TACOLCY CEO Taj Brown and board members cancelled a meeting Friday with concerned community residents who are seeking answers to allegations of financial mismanagement at the Liberty City institution.
The meeting, which was scheduled at 9 a.m. at TACOLCY, was to form a Community Advisory Council, where residents would meet with leaders four times a year to offer input on issues and concerns to the CEO and TACOLCY board members.
But one day after an article about TACOLCY’S financial woes appeared in The Miami Times, Brown sent an email to the Miami Times informing the paper that the meeting has been cancelled. The letter read: “An article written on Wednesday, June 18 described our very positive and forward-thinking community engagement initiative as an expected “showdown” between TACOLCY’s leadership and a small group. To that end, we have decided to cancel the planned meeting.”

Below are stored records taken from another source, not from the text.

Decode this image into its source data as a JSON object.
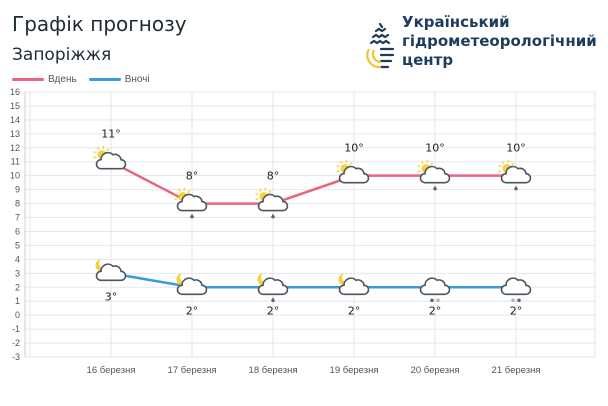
{
  "header": {
    "title": "Графік прогнозу",
    "city": "Запоріжжя"
  },
  "logo": {
    "lines": [
      "Український",
      "гідрометеорологічний",
      "центр"
    ],
    "colors": {
      "navy": "#1e3c5e",
      "yellow": "#f2c230"
    }
  },
  "chart_data": {
    "type": "line",
    "categories": [
      "16 березня",
      "17 березня",
      "18 березня",
      "19 березня",
      "20 березня",
      "21 березня"
    ],
    "series": [
      {
        "name": "Вдень",
        "color": "#e8647f",
        "values": [
          11,
          8,
          8,
          10,
          10,
          10
        ],
        "labels": [
          "11°",
          "8°",
          "8°",
          "10°",
          "10°",
          "10°"
        ],
        "icons": [
          "sun-cloud",
          "sun-cloud-rain",
          "sun-cloud-rain",
          "sun-cloud",
          "sun-cloud-rain",
          "sun-cloud-rain"
        ]
      },
      {
        "name": "Вночі",
        "color": "#3c9ad8",
        "values": [
          3,
          2,
          2,
          2,
          2,
          2
        ],
        "labels": [
          "3°",
          "2°",
          "2°",
          "2°",
          "2°",
          "2°"
        ],
        "icons": [
          "moon-cloud",
          "moon-cloud",
          "moon-cloud-rain",
          "moon-cloud",
          "cloud-rain-snow",
          "cloud-snow-rain"
        ]
      }
    ],
    "yticks": [
      16,
      15,
      14,
      13,
      12,
      11,
      10,
      9,
      8,
      7,
      6,
      5,
      4,
      3,
      2,
      1,
      0,
      -1,
      -2,
      -3
    ],
    "ylim": [
      -3,
      16
    ],
    "grid": true,
    "legend": "top-left"
  }
}
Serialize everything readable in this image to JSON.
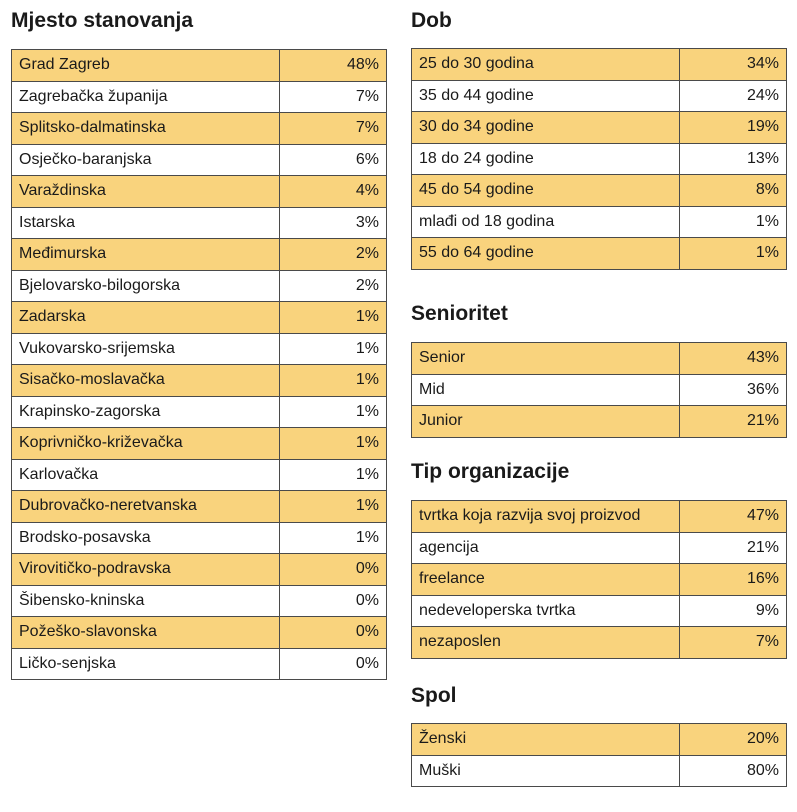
{
  "mjesto": {
    "title": "Mjesto stanovanja",
    "rows": [
      {
        "label": "Grad Zagreb",
        "value": "48%"
      },
      {
        "label": "Zagrebačka županija",
        "value": "7%"
      },
      {
        "label": "Splitsko-dalmatinska",
        "value": "7%"
      },
      {
        "label": "Osječko-baranjska",
        "value": "6%"
      },
      {
        "label": "Varaždinska",
        "value": "4%"
      },
      {
        "label": "Istarska",
        "value": "3%"
      },
      {
        "label": "Međimurska",
        "value": "2%"
      },
      {
        "label": "Bjelovarsko-bilogorska",
        "value": "2%"
      },
      {
        "label": "Zadarska",
        "value": "1%"
      },
      {
        "label": "Vukovarsko-srijemska",
        "value": "1%"
      },
      {
        "label": "Sisačko-moslavačka",
        "value": "1%"
      },
      {
        "label": "Krapinsko-zagorska",
        "value": "1%"
      },
      {
        "label": "Koprivničko-križevačka",
        "value": "1%"
      },
      {
        "label": "Karlovačka",
        "value": "1%"
      },
      {
        "label": "Dubrovačko-neretvanska",
        "value": "1%"
      },
      {
        "label": "Brodsko-posavska",
        "value": "1%"
      },
      {
        "label": "Virovitičko-podravska",
        "value": "0%"
      },
      {
        "label": "Šibensko-kninska",
        "value": "0%"
      },
      {
        "label": "Požeško-slavonska",
        "value": "0%"
      },
      {
        "label": "Ličko-senjska",
        "value": "0%"
      }
    ]
  },
  "dob": {
    "title": "Dob",
    "rows": [
      {
        "label": "25 do 30 godina",
        "value": "34%"
      },
      {
        "label": "35 do 44 godine",
        "value": "24%"
      },
      {
        "label": "30 do 34 godine",
        "value": "19%"
      },
      {
        "label": "18 do 24 godine",
        "value": "13%"
      },
      {
        "label": "45 do 54 godine",
        "value": "8%"
      },
      {
        "label": "mlađi od 18 godina",
        "value": "1%"
      },
      {
        "label": "55 do 64 godine",
        "value": "1%"
      }
    ]
  },
  "senioritet": {
    "title": "Senioritet",
    "rows": [
      {
        "label": "Senior",
        "value": "43%"
      },
      {
        "label": "Mid",
        "value": "36%"
      },
      {
        "label": "Junior",
        "value": "21%"
      }
    ]
  },
  "tip": {
    "title": "Tip organizacije",
    "rows": [
      {
        "label": "tvrtka koja razvija svoj proizvod",
        "value": "47%"
      },
      {
        "label": "agencija",
        "value": "21%"
      },
      {
        "label": "freelance",
        "value": "16%"
      },
      {
        "label": "nedeveloperska tvrtka",
        "value": "9%"
      },
      {
        "label": "nezaposlen",
        "value": "7%"
      }
    ]
  },
  "spol": {
    "title": "Spol",
    "rows": [
      {
        "label": "Ženski",
        "value": "20%"
      },
      {
        "label": "Muški",
        "value": "80%"
      }
    ]
  },
  "colors": {
    "highlight_row": "#f9d37d",
    "plain_row": "#ffffff",
    "border": "#4a4a4a"
  }
}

The letter did not say when the meeting was rescheduled.
Brown did not return a phone call and an email sent by The Times. In last week’s story, he defended TACOLCY and criticized the center’s detractors calling them “disgruntled” former employees who want him removed over frivolous allegations.

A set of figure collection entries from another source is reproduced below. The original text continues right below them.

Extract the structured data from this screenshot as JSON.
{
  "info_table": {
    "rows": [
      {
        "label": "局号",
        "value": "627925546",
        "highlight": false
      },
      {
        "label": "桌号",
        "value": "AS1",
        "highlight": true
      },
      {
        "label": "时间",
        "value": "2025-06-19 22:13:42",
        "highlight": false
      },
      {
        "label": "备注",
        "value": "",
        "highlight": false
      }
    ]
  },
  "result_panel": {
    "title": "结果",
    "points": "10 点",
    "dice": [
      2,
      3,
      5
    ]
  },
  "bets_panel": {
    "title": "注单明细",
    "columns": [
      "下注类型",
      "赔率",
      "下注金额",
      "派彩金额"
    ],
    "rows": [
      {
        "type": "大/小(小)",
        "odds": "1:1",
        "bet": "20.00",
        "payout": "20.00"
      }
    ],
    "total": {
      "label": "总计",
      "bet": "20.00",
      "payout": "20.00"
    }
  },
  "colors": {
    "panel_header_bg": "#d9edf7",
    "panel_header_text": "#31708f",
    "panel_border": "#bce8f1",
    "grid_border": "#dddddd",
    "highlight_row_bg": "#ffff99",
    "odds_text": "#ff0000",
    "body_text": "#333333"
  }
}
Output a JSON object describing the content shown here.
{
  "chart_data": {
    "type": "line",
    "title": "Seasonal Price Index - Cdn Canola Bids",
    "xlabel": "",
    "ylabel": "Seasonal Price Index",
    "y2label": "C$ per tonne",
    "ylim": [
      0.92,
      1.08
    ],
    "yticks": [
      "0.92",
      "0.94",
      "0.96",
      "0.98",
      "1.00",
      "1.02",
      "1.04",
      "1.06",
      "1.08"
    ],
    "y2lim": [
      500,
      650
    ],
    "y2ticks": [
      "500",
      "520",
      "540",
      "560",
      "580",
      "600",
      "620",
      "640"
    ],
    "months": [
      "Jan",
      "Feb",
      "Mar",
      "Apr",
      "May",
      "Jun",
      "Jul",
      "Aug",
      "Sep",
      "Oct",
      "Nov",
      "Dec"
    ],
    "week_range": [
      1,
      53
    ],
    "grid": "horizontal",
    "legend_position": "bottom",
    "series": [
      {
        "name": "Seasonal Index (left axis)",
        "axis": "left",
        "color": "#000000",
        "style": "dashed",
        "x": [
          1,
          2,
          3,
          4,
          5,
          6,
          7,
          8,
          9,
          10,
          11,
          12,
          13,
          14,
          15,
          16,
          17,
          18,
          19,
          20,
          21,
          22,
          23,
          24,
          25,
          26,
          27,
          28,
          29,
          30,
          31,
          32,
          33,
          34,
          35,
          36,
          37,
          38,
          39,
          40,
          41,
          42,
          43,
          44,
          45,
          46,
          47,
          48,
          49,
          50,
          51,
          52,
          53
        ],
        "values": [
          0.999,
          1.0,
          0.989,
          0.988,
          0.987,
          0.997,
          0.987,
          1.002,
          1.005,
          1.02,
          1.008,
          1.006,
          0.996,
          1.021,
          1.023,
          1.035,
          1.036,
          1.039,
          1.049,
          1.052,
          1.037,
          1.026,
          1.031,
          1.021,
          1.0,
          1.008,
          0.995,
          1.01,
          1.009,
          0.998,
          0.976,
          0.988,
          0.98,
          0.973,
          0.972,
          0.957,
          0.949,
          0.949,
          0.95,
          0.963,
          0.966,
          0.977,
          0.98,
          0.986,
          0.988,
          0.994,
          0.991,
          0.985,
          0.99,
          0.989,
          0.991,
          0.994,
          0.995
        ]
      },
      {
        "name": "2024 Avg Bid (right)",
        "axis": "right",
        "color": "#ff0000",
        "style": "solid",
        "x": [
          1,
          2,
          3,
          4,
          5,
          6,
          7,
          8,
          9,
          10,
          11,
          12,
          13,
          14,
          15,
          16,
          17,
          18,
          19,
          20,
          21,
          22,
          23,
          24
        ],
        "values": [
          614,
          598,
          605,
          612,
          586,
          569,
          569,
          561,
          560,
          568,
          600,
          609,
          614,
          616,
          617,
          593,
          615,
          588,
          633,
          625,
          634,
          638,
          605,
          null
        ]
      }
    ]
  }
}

Brown’s letter referred to a story in The Times, which reported on growing concerns from residents and the group Citizens for the Preservation of TACOLCY who were planning to attend the meeting. They intended to confront Brown about the agency's finances and other issues at TACOLCY, which has experienced unusually high turnover in the past year with terminations and resignations of employees who have accused Brown of mishandling funds at the agency.

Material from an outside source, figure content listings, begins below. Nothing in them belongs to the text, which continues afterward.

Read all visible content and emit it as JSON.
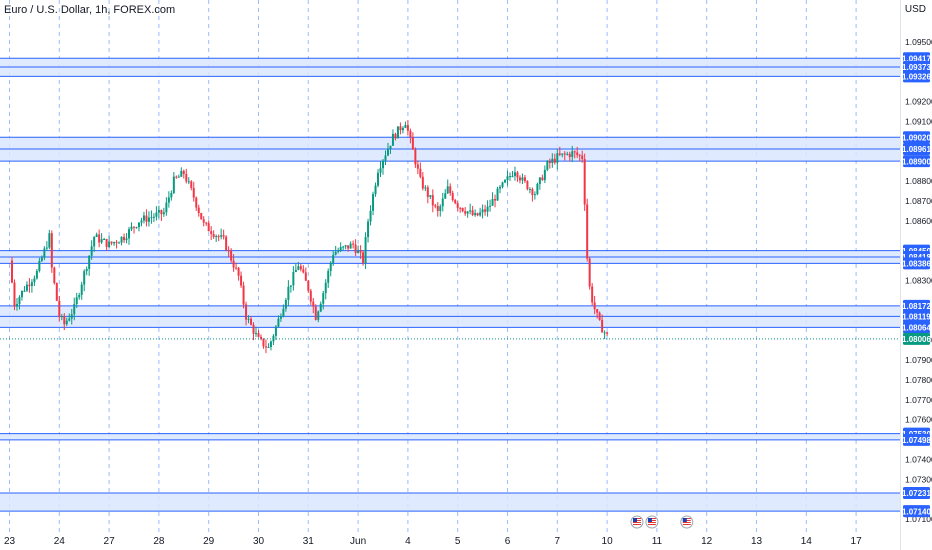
{
  "header": {
    "title": "Euro / U.S. Dollar, 1h, FOREX.com",
    "currency": "USD"
  },
  "colors": {
    "up": "#089981",
    "down": "#f23645",
    "zone_fill": "#dbe6ff",
    "zone_line": "#2962ff",
    "grid_dash": "#7aa6ff",
    "label_bg": "#2962ff",
    "price_label_bg": "#089981"
  },
  "chart_data": {
    "type": "candlestick",
    "title": "Euro / U.S. Dollar, 1h, FOREX.com",
    "ylim": [
      1.07025,
      1.0971
    ],
    "y_ticks": [
      "1.09500",
      "1.09200",
      "1.09100",
      "1.08800",
      "1.08700",
      "1.08600",
      "1.08300",
      "1.08000",
      "1.07900",
      "1.07800",
      "1.07700",
      "1.07600",
      "1.07400",
      "1.07300",
      "1.07100"
    ],
    "x_ticks": [
      "23",
      "24",
      "27",
      "28",
      "29",
      "30",
      "31",
      "Jun",
      "4",
      "5",
      "6",
      "7",
      "10",
      "11",
      "12",
      "13",
      "14",
      "17"
    ],
    "price_levels": [
      "1.09417",
      "1.09373",
      "1.09326",
      "1.09020",
      "1.08961",
      "1.08900",
      "1.08450",
      "1.08418",
      "1.08386",
      "1.08172",
      "1.08119",
      "1.08064",
      "1.07530",
      "1.07498",
      "1.07231",
      "1.07140"
    ],
    "zones": [
      {
        "from": 1.09326,
        "to": 1.09417
      },
      {
        "from": 1.089,
        "to": 1.0902
      },
      {
        "from": 1.08386,
        "to": 1.0845
      },
      {
        "from": 1.08064,
        "to": 1.08172
      },
      {
        "from": 1.07498,
        "to": 1.0753
      },
      {
        "from": 1.0714,
        "to": 1.07231
      }
    ],
    "last_price": "1.08006",
    "last_price_value": 1.08006,
    "price_path": [
      {
        "d": 0.0,
        "p": 1.084
      },
      {
        "d": 0.1,
        "p": 1.0818
      },
      {
        "d": 0.3,
        "p": 1.0826
      },
      {
        "d": 0.55,
        "p": 1.0834
      },
      {
        "d": 0.8,
        "p": 1.0852
      },
      {
        "d": 0.85,
        "p": 1.0836
      },
      {
        "d": 1.0,
        "p": 1.0812
      },
      {
        "d": 1.1,
        "p": 1.0808
      },
      {
        "d": 1.3,
        "p": 1.0816
      },
      {
        "d": 1.55,
        "p": 1.0838
      },
      {
        "d": 1.7,
        "p": 1.0852
      },
      {
        "d": 2.0,
        "p": 1.0848
      },
      {
        "d": 2.3,
        "p": 1.0852
      },
      {
        "d": 2.6,
        "p": 1.086
      },
      {
        "d": 3.1,
        "p": 1.0864
      },
      {
        "d": 3.3,
        "p": 1.088
      },
      {
        "d": 3.5,
        "p": 1.0884
      },
      {
        "d": 3.7,
        "p": 1.0872
      },
      {
        "d": 3.9,
        "p": 1.0858
      },
      {
        "d": 4.3,
        "p": 1.085
      },
      {
        "d": 4.6,
        "p": 1.0832
      },
      {
        "d": 4.75,
        "p": 1.0812
      },
      {
        "d": 5.0,
        "p": 1.08
      },
      {
        "d": 5.2,
        "p": 1.0796
      },
      {
        "d": 5.4,
        "p": 1.081
      },
      {
        "d": 5.6,
        "p": 1.0826
      },
      {
        "d": 5.8,
        "p": 1.0838
      },
      {
        "d": 6.0,
        "p": 1.0826
      },
      {
        "d": 6.15,
        "p": 1.0812
      },
      {
        "d": 6.3,
        "p": 1.0824
      },
      {
        "d": 6.5,
        "p": 1.0844
      },
      {
        "d": 6.7,
        "p": 1.0846
      },
      {
        "d": 6.9,
        "p": 1.0848
      },
      {
        "d": 7.1,
        "p": 1.084
      },
      {
        "d": 7.2,
        "p": 1.086
      },
      {
        "d": 7.4,
        "p": 1.0886
      },
      {
        "d": 7.7,
        "p": 1.0902
      },
      {
        "d": 7.95,
        "p": 1.091
      },
      {
        "d": 8.25,
        "p": 1.088
      },
      {
        "d": 8.6,
        "p": 1.0864
      },
      {
        "d": 8.8,
        "p": 1.0876
      },
      {
        "d": 9.0,
        "p": 1.0868
      },
      {
        "d": 9.35,
        "p": 1.0862
      },
      {
        "d": 9.6,
        "p": 1.0866
      },
      {
        "d": 9.8,
        "p": 1.0874
      },
      {
        "d": 10.15,
        "p": 1.0886
      },
      {
        "d": 10.3,
        "p": 1.088
      },
      {
        "d": 10.55,
        "p": 1.0874
      },
      {
        "d": 10.8,
        "p": 1.0888
      },
      {
        "d": 11.0,
        "p": 1.0892
      },
      {
        "d": 11.3,
        "p": 1.0894
      },
      {
        "d": 11.5,
        "p": 1.0892
      },
      {
        "d": 11.55,
        "p": 1.087
      },
      {
        "d": 11.62,
        "p": 1.083
      },
      {
        "d": 11.72,
        "p": 1.0818
      },
      {
        "d": 11.85,
        "p": 1.0808
      },
      {
        "d": 12.0,
        "p": 1.0802
      }
    ],
    "event_markers": [
      12.6,
      12.9,
      13.6
    ]
  }
}
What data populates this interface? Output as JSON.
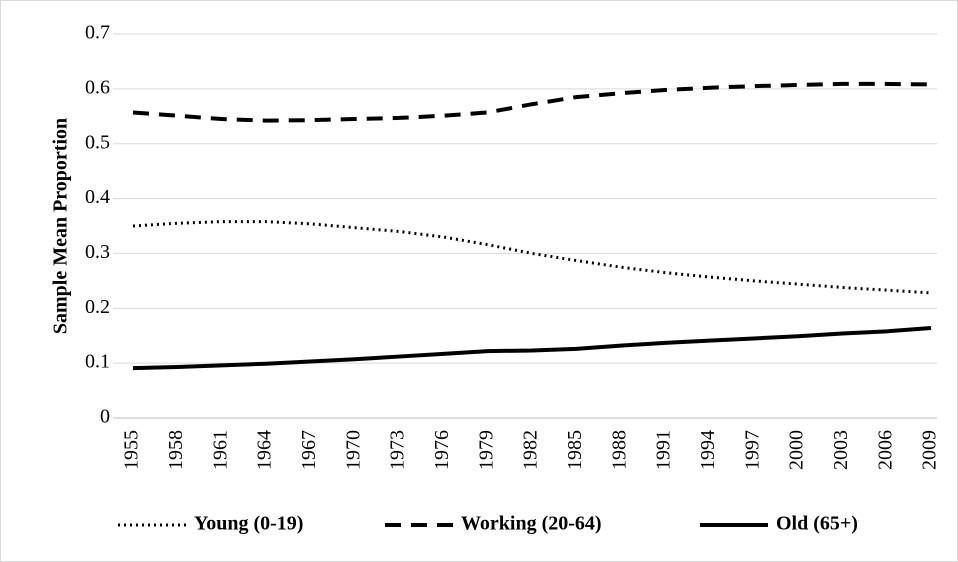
{
  "chart_data": {
    "type": "line",
    "y_label": "Sample Mean Proportion",
    "x": [
      1955,
      1958,
      1961,
      1964,
      1967,
      1970,
      1973,
      1976,
      1979,
      1982,
      1985,
      1988,
      1991,
      1994,
      1997,
      2000,
      2003,
      2006,
      2009
    ],
    "xlim": [
      1955,
      2009
    ],
    "xticks": [
      1955,
      1958,
      1961,
      1964,
      1967,
      1970,
      1973,
      1976,
      1979,
      1982,
      1985,
      1988,
      1991,
      1994,
      1997,
      2000,
      2003,
      2006,
      2009
    ],
    "ylim": [
      0,
      0.7
    ],
    "yticks": [
      0,
      0.1,
      0.2,
      0.3,
      0.4,
      0.5,
      0.6,
      0.7
    ],
    "grid": true,
    "legend": "bottom",
    "series": [
      {
        "name": "Young (0-19)",
        "color": "#000000",
        "dash": "dotted",
        "values": [
          0.35,
          0.355,
          0.358,
          0.358,
          0.354,
          0.347,
          0.34,
          0.33,
          0.316,
          0.3,
          0.287,
          0.275,
          0.265,
          0.257,
          0.25,
          0.244,
          0.238,
          0.233,
          0.228
        ]
      },
      {
        "name": "Working (20-64)",
        "color": "#000000",
        "dash": "dashed",
        "values": [
          0.557,
          0.551,
          0.545,
          0.542,
          0.543,
          0.545,
          0.547,
          0.551,
          0.557,
          0.572,
          0.585,
          0.592,
          0.598,
          0.602,
          0.605,
          0.607,
          0.609,
          0.609,
          0.608
        ]
      },
      {
        "name": "Old (65+)",
        "color": "#000000",
        "dash": "solid",
        "values": [
          0.091,
          0.093,
          0.096,
          0.099,
          0.103,
          0.107,
          0.112,
          0.117,
          0.122,
          0.123,
          0.126,
          0.132,
          0.137,
          0.141,
          0.145,
          0.149,
          0.154,
          0.158,
          0.164
        ]
      }
    ]
  }
}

The group expressed fears that TACOLCY may be suffering the same fate as JESCA, the venerable, 80-year old agency that went bankrupt in 2009 after years of corruption and financial mismanagement.
At TACOLCY, one former executive accused Brown of ignoring warnings of excessive spending that left the agency crippled and unable to pay bills worth thousands of dollars. A $15,000 grant was allegedly used to cover payroll instead of funding a new senior literacy program. Staff members were allegedly told to cut back on purchasing basic necessities, including toilet paper and office supplies.
The problems peaked last August when a whistleblower reported TACOLCY to Miami-Dade County’s Office of Inspector General (OIG), which opened an investigation into the alleged financial problems. The unnamed whistleblower alerted the OIG after board members voted to keep Brown as CEO despite allegations that he used $8,000 of TACOLCY’s funds to rent a car and pay other expenses.
But new concerns emerged Friday as several parents showed up at TACOLCY, unaware that the meeting had been cancelled. They expressed their dissatisfaction over several athletic programs that are allegedly running short on equipment and supplies. Many say they held numerous fundraisers, including car washes and baked sales to help with program expenses. Parents also said youth at TACOLCY do not go on as many field trips as in years past, although the financial recession may have played a role in those cutbacks.
Stroma MacDonna is a longtime patron whose 26 year involvement with TACOLCY included times when the agency had a day care center. She said her 27-year-old daughter has been enrolled in the agency’s many after-school programs since she was teenager.
“I just hope whatever is going on doesn’t hurt the kids,” said MacDonna. “I don’t want anything taken away from the kids. I don’t mind doing fundraisers, but I invested too much time here to allow something like this to happen. I just need to know some answers.”
“I can’t believe this is happening,” said Latoya Lawrence, another longtime patron of TACOLCY. “How could this meeting be cancelled? This has to get resolved right away.”
Bettye Stokeling, the leader of the Citizens’ for the Preservation of TACOLCY, said her group is drafting a letter requesting a town hall meeting with City of Miami officials.
“We’re going to put something together and see what happens from there,” she said.